Beaver, Meade and Englewood Railroad

Overview
- Headquarters: Beaver, Oklahoma
- Locale: Oklahoma
- Dates of operation: 1912–1972

Technical
- Track gauge: 4 ft 8+1⁄2 in (1,435 mm)
- Length: 105 mi (169 km)

= Beaver, Meade and Englewood Railroad =

The Beaver, Meade and Englewood Railroad (BM&E) extended from Beaver, Oklahoma to Keyes, Oklahoma in the Oklahoma Panhandle, about 105 miles. It was chartered in 1912, and abandoned in 1972.

==History==
The BM&E started as an effort by the citizens of Beaver, Oklahoma to ensure survival of their town by getting it connected to the railroad grid. It was initiated at a town meeting on December 28, 1911, after the Wichita Falls and Northwestern Railway (WF&NW), a subsidiary of the Missouri-Kansas-Texas Railroad (MKT), declined to build to their locale.
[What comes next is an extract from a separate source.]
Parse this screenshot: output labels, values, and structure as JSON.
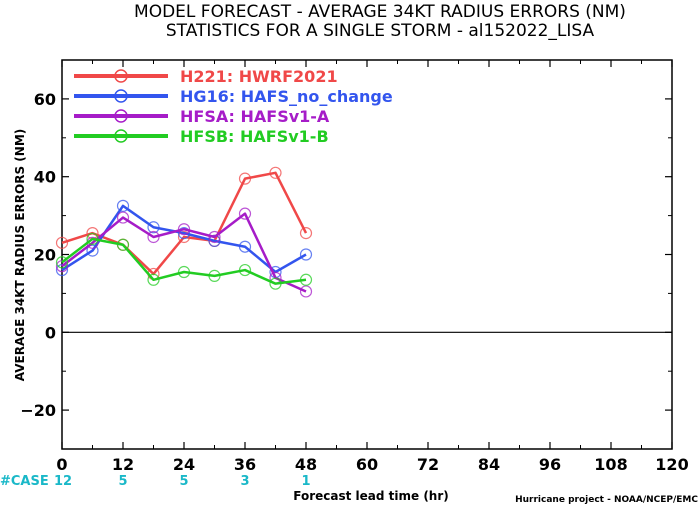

Formally incorporated January 19, 1912, the railroad's ultimate goal was to create two trunk lines, one running north-northwest to Meade, Kansas to connect to the Chicago, Rock Island and Pacific Railroad (CRI&P), and the other running east-northeast to Englewood, Kansas to connect to the Atchison, Topeka and Santa Fe Railway (AT&SF). However, the minimum goal was to run north to Forgan, Oklahoma, to at least connect with the WF&NW, which had run a line into Forgan from Altus, Oklahoma. Having little capitalization of its own, unable to talk other railways into financing the effort, and prevented from issuing railroad bonds by Oklahoma law, the town took unorthodox paths to get it built. The town passed bonds for a light and water plant, and simply used the proceeds to help fund the railroad. And, the town tried to interest farmers along the route in grading the right-of-way for the line, but this effort was less successful the further the line got from Beaver. Making little progress, the railroad was eventually sold to Jacob A. Achenbach, a 69-year-old railroad builder who had already made a small fortune, and his partner Ira B. Blackstock. The partners completed the line into Forgan in 1915, about 6.6 miles with an additional .8 of a mile in yard tracks and sidings.

Progress on connection to the towns of Meade or Englewood was stymied by World War I; and eventually, the partners discarded those goals and decided to build west, further into the Oklahoma Panhandle, to take advantage of the booming wheat industry there. Approval to run the 39.2 miles from Forgan to Hooker—a town on the CRI&P line—was granted January 29, 1924, but obstruction by another railroad and other factors prevented placing the line in full service until December 31, 1927. The partners subsequently proposed extending the line much further to the west, all the way to Des Moines, New Mexico, in order to both traverse more wheat-growing lands and to facilitate movement of New Mexico coal to Oklahoma. But permission was granted to build only as far as Keyes, Oklahoma, which had a connection to the AT&SF. The BM&E reached Mouser in the summer of 1928, Hough the following summer, Eva before the end of 1930, and Keyes on June 25, 1931, giving the railroad approximately 105 miles of total track.

At this point both the CRI&P and the MKT became interested in buying the line, and following jockeying between the two, the BM&E became a wholly owned subsidiary of the MKT on July 1, 1931. The BM&E continued to exist in this manner until the whole line was abandoned on August 30, 1972.

==Legacy==
Beaver survived as a town. Several other towns formed along the BM&E track, including Hough, Baker, and Straight.

The Baker Woodframe Elevator, the separate Baker Woodframe Grain Elevator, the Eva Woodframe Grain Elevator, the Hooker Woodframe Grain Elevator, the Hough Woodframe Elevator, the Mouser Grain Elevator, the separate Mouser Woodframe Grain Elevator/Collingwood Elevator, and the Tracey Woodframe Grain Elevator, were all located on the BM&E's line and are now on the National Register of Historic Places listings in Texas County, Oklahoma. Similarly, the Floris Grain Elevator, as well as the Turpin Grain Elevator, were on the BM&E's line and are now on the National Register of Historic Places listings in Beaver County, Oklahoma.

The passenger railroad station originally built by the BM&E remains in Eva.